Workplace Relations Minister Iain Lees-Galloway says New Zealand needs a high-skill, high-wage economy and accepts that some businesses will not survive some of its policy changes.
Speaking on TVNZ 1's Q+A this morning, Mr Lees-Galloway told Corin Dann he wanted to see union membership among workers increase, but the government would not opt for compulsory membership in the Employment Relations Amendment Bill.
"The evidence is very, very strong from around the world that where industries have high union density, where people are covered by collective agreements, their wages rise much faster than the rate of inflation," said Mr Lees-Galloway.

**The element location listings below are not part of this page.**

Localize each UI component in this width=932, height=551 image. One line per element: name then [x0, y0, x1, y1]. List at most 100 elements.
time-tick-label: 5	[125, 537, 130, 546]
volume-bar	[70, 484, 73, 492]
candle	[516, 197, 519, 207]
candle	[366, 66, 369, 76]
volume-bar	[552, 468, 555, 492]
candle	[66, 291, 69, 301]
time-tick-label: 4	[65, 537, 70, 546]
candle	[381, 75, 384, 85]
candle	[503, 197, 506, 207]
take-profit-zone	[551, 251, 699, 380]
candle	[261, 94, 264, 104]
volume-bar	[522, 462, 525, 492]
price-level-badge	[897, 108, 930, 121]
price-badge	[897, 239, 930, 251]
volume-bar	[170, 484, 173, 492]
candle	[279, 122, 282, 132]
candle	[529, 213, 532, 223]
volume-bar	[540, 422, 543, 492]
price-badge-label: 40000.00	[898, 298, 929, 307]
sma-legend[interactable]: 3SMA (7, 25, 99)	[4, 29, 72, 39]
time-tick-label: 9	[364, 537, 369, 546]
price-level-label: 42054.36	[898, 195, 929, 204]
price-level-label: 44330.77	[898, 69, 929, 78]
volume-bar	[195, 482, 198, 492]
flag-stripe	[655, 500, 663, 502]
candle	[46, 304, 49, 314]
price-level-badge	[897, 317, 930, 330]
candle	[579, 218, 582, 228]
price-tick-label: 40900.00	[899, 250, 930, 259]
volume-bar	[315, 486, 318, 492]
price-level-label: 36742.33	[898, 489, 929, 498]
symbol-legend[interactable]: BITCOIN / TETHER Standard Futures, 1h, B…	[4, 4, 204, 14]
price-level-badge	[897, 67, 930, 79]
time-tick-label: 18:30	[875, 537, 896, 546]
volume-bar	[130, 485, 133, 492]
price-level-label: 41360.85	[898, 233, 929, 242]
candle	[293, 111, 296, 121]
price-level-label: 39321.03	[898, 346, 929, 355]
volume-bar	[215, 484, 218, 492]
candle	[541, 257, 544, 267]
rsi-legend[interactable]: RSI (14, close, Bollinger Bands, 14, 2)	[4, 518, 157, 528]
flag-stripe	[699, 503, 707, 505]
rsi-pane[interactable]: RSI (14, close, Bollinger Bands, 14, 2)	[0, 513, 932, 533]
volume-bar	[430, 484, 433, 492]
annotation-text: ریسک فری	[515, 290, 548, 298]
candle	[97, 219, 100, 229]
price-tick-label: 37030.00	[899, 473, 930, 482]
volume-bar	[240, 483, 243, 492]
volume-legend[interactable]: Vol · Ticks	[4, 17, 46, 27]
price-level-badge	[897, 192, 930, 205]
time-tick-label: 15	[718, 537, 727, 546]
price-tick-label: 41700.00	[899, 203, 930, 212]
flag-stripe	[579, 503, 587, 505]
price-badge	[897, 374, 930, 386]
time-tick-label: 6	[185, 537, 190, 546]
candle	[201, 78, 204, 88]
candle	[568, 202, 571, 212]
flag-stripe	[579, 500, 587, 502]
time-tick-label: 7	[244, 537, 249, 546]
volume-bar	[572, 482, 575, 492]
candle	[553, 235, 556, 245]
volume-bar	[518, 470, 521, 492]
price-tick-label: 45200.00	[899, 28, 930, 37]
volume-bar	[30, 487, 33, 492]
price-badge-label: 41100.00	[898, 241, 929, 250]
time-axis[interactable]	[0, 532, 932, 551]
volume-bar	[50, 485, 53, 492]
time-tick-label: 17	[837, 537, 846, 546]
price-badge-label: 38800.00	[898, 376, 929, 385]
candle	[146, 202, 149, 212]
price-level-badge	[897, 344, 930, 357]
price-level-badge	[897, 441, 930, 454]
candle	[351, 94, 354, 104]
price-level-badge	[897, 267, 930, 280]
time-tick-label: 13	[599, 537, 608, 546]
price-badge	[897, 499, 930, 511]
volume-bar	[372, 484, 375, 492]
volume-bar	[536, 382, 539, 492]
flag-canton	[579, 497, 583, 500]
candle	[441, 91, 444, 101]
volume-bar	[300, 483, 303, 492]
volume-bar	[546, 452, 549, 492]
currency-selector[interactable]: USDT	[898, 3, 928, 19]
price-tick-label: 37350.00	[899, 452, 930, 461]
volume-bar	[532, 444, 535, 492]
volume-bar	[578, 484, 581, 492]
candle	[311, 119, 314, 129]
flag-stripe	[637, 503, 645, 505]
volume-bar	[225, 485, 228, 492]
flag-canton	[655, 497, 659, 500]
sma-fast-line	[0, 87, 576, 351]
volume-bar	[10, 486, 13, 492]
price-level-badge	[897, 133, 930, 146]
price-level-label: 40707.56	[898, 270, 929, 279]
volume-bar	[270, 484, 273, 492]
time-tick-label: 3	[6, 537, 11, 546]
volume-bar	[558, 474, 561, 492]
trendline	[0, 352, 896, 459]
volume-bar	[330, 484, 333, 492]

He accepted that some businesses would not be able to operate under its plans and he said the change would be implemented with enough time for businesses to choose whether they could continue.
"Operating in a global market means that businesses need to be resilient. They need to be able to work with the different market forces," he said.
"What we as a government have to do is make sure there is an environment in which new businesses can develop; new jobs can be created; and as thing change for people, new opportunities become available for them."
Mr Lees-Galloway also argued that planned changes to the minimum wage in New Zealand should not be a detriment to strong Kiwi businesses, and if they are then the businesses aren't resilient enough.
"If a small change to the minimum wage is going to be that detrimental to them then they don't sound resilient," Iain Lees-Galloway said.
"What we have to do is signal to businesses, as we have done, what our plans are for the minimum wage and for our other industrial law changes."
National spokesperson for workplace relations Scott Simpson issued a statement in response to Mr Lees-Galloway's comments on Q+A today.
"Workplace Relations Minister Iain Lees Galloway’s gob-smacking high-handed attitude to small and medium sized Kiwi businesses on TVNZ’s Q&A this morning will do nothing to boost sagging business confidence or employment and wage growth," Mr Simpson said.
"It's the height of arrogance to say that Kiwi businesses don’t know what they are doing if they struggle to cope with some of the highest minimum pay rates in the world. Mr Lees Galloway writes them off by saying businesses 'come and go'."
The Employment Relations Amendment Bill is before Parliamentary Select Committee.